In ganz Bayern finden Ostermärsche statt

In Würzburg haben unter anderem der Weltladen und der DGB Kreisverband zu einer Friedensdemonstration aufgerufen. Die Veranstaltung steht unter dem Motto "Keine EU-Armee!“ In Aschaffenburg zogen die Menschen unter dem Motto "Nein zum Krieg! Verbot aller Atomwaffen! Entspannung jetzt!" durch die Straßen.

Mit einer Mahnwache für den Frieden leitet die Friedensinitiative im Fichtelgebirge am Ostersamstag in Marktredwitz die traditionellen Friedensveranstaltungen und Ostermärsche in Ober- und Mittelfranken ein.

Das Erlanger Bündnis für den Frieden wendet sich auf dem Huggenottenplatz gegen die "von der NATO beschlossene Hochrüstung, gegen Waffenexporte und alle anderen Formen der Militarisierung und Kriegsbeteiligung“.

Auch in Traunstein und anderen Städten gehen die Menschen heute und am Ostermontag auf die Straße um für Frieden zu demonstrieren.

Demonstranten in mehr als 100 Städten deutschlandweit

Der Karsamstag ist mit rund 50 Veranstaltungen der Schwerpunkt der Ostermärsche. Insgesamt werden über die Ostertage Demonstranten in mehr als 100 Städten erwartet. Den Abschluss bilden die Kundgebungen in Frankfurt am Main und Hamburg am Montag.

Wichtiges Thema ist in diesem Jahr die Forderung nach einem Stopp der Rüstungsexporte in Krisengebiete. Weitere Schwerpunktthemen sind die bevorstehende Aufstockung der Militärausgaben und das Ende des INF-Vertrags (auch: "Washingtoner Vertrag über nukleare Mittelstreckensysteme"). Diesen hatten die USA im Februar gekündigt, auch Russland stieg daraufhin aus der Abmachung aus. Viele fürchten deshalb ein neues nukleares Wettrüsten, auch in Europa.

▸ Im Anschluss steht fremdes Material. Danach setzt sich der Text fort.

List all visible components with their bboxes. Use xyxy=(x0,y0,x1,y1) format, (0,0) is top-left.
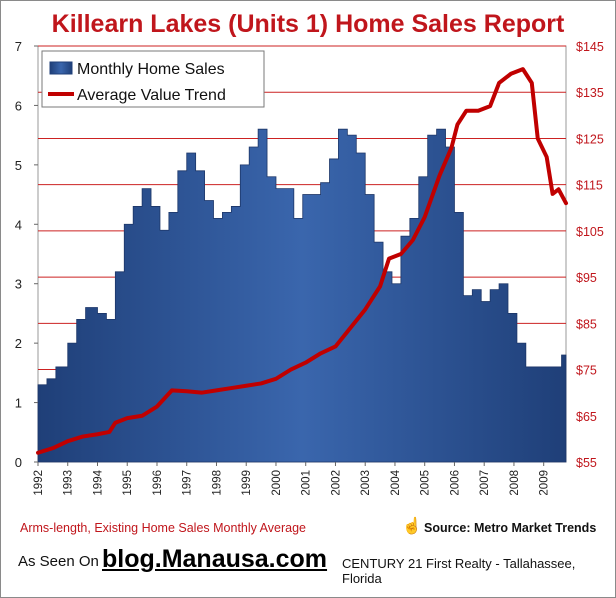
trend-line xyxy=(36,67,568,455)
y-left-tick-label: 4 xyxy=(15,217,22,232)
x-tick-label: 2003 xyxy=(360,470,372,496)
x-tick-label: 1995 xyxy=(122,470,134,496)
y-right-tick-label: $75 xyxy=(576,364,597,378)
y-left-tick-label: 3 xyxy=(15,277,22,292)
as-seen-on: As Seen On xyxy=(18,553,99,570)
x-tick-label: 2004 xyxy=(390,469,402,495)
x-tick-label: 1994 xyxy=(92,469,104,495)
x-tick-label: 2009 xyxy=(539,470,551,496)
source-credit: Source: Metro Market Trends xyxy=(424,521,597,535)
x-tick-label: 1992 xyxy=(33,470,45,496)
y-right-tick-label: $105 xyxy=(576,225,604,239)
x-tick-label: 1993 xyxy=(63,470,75,496)
x-tick-label: 1998 xyxy=(211,470,223,496)
y-right-tick-label: $125 xyxy=(576,132,604,146)
y-axis-right: $55 $65 $75 $85 $95 $105 $115 $125 $135 $145 xyxy=(576,40,604,470)
legend-label-sales: Monthly Home Sales xyxy=(77,61,225,78)
footer-note: Arms-length, Existing Home Sales Monthly… xyxy=(20,521,307,535)
chart-title: Killearn Lakes (Units 1) Home Sales Repo… xyxy=(52,10,565,38)
legend-swatch-sales xyxy=(49,61,73,75)
series-monthly-home-sales xyxy=(37,128,567,463)
y-left-tick-label: 6 xyxy=(15,98,22,113)
y-left-tick-label: 2 xyxy=(15,336,22,351)
x-tick-label: 1999 xyxy=(241,470,253,496)
y-left-tick-label: 5 xyxy=(15,158,22,173)
y-right-tick-label: $115 xyxy=(576,179,603,193)
x-tick-label: 2001 xyxy=(301,470,313,496)
brokerage-credit: CENTURY 21 First Realty - Tallahassee, F… xyxy=(342,556,576,586)
x-tick-label: 1997 xyxy=(182,470,194,496)
x-axis: 1992 1993 1994 1995 1996 1997 1998 1999 2000 2001… xyxy=(33,462,551,496)
y-right-tick-label: $145 xyxy=(576,40,604,54)
y-right-tick-label: $55 xyxy=(576,456,597,470)
x-tick-label: 2000 xyxy=(271,470,283,496)
y-right-tick-label: $95 xyxy=(576,271,597,285)
x-tick-label: 2005 xyxy=(420,470,432,496)
y-left-tick-label: 0 xyxy=(15,455,22,470)
series-average-value-trend xyxy=(36,67,568,455)
y-left-tick-label: 1 xyxy=(15,396,22,411)
legend-label-trend: Average Value Trend xyxy=(77,87,226,104)
x-tick-label: 2006 xyxy=(449,470,461,496)
y-right-tick-label: $135 xyxy=(576,86,604,100)
x-tick-label: 2007 xyxy=(479,470,491,496)
legend: Monthly Home Sales Average Value Trend xyxy=(41,50,265,108)
y-axis-left: 0 1 2 3 4 5 6 7 xyxy=(15,39,38,470)
x-tick-label: 2008 xyxy=(509,470,521,496)
y-right-tick-label: $65 xyxy=(576,410,597,424)
x-tick-label: 1996 xyxy=(152,470,164,496)
pointing-hand-icon: ☝ xyxy=(402,518,422,535)
y-right-tick-label: $85 xyxy=(576,317,597,331)
y-left-tick-label: 7 xyxy=(15,39,22,54)
x-tick-label: 2002 xyxy=(330,470,342,496)
blog-link[interactable]: blog.Manausa.com xyxy=(102,545,328,573)
sales-area xyxy=(37,128,567,463)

Ostermärsche - seit mehr als 50 Jahren

Am Karfreitag 1958 versammelten sich zum ersten Mal rund 10.000 Menschen in London, um für atomare Abrüstung zu demonstrieren. Rund die Hälfte von ihnen brach damals zum 80 Kilometer entfernten Atomforschungszentrum Aldermaston auf; 700 Friedensbewegte hielten bis zum Ziel durch.

Als geistiger Vater der Bewegung gilt der britische Philosoph Bertrand Russell, der die "Kampagne zur nuklearen Abrüstung" (CND) ins Leben gerufen hatte. Symbol der Kampagne war das Peace-Zeichen. Russell hatte 1955 mit Albert Schweitzer in einem Manifest die Nationen der Welt aufgefordert, auf Atomwaffen zu verzichten.

Ostermärsche in Deutschland seit 1960

In Deutschland wurden Ostermärsche erstmals 1960 organisiert. Nach dem Einmarsch von Truppen des Warschauer Paktes in die Tschechoslowakei 1968 kam es in den Folgejahren zum vorübergehenden Aus für die Ostermärsche. 1982 erlebte die Bewegung im Zuge der Raketen-Nachrüstung der Nato eine Renaissance: Am 10. Juni 1982 kam es zur größten deutschen Friedensdemonstration in Bonn, an der sich 400.000 Menschen beteiligten.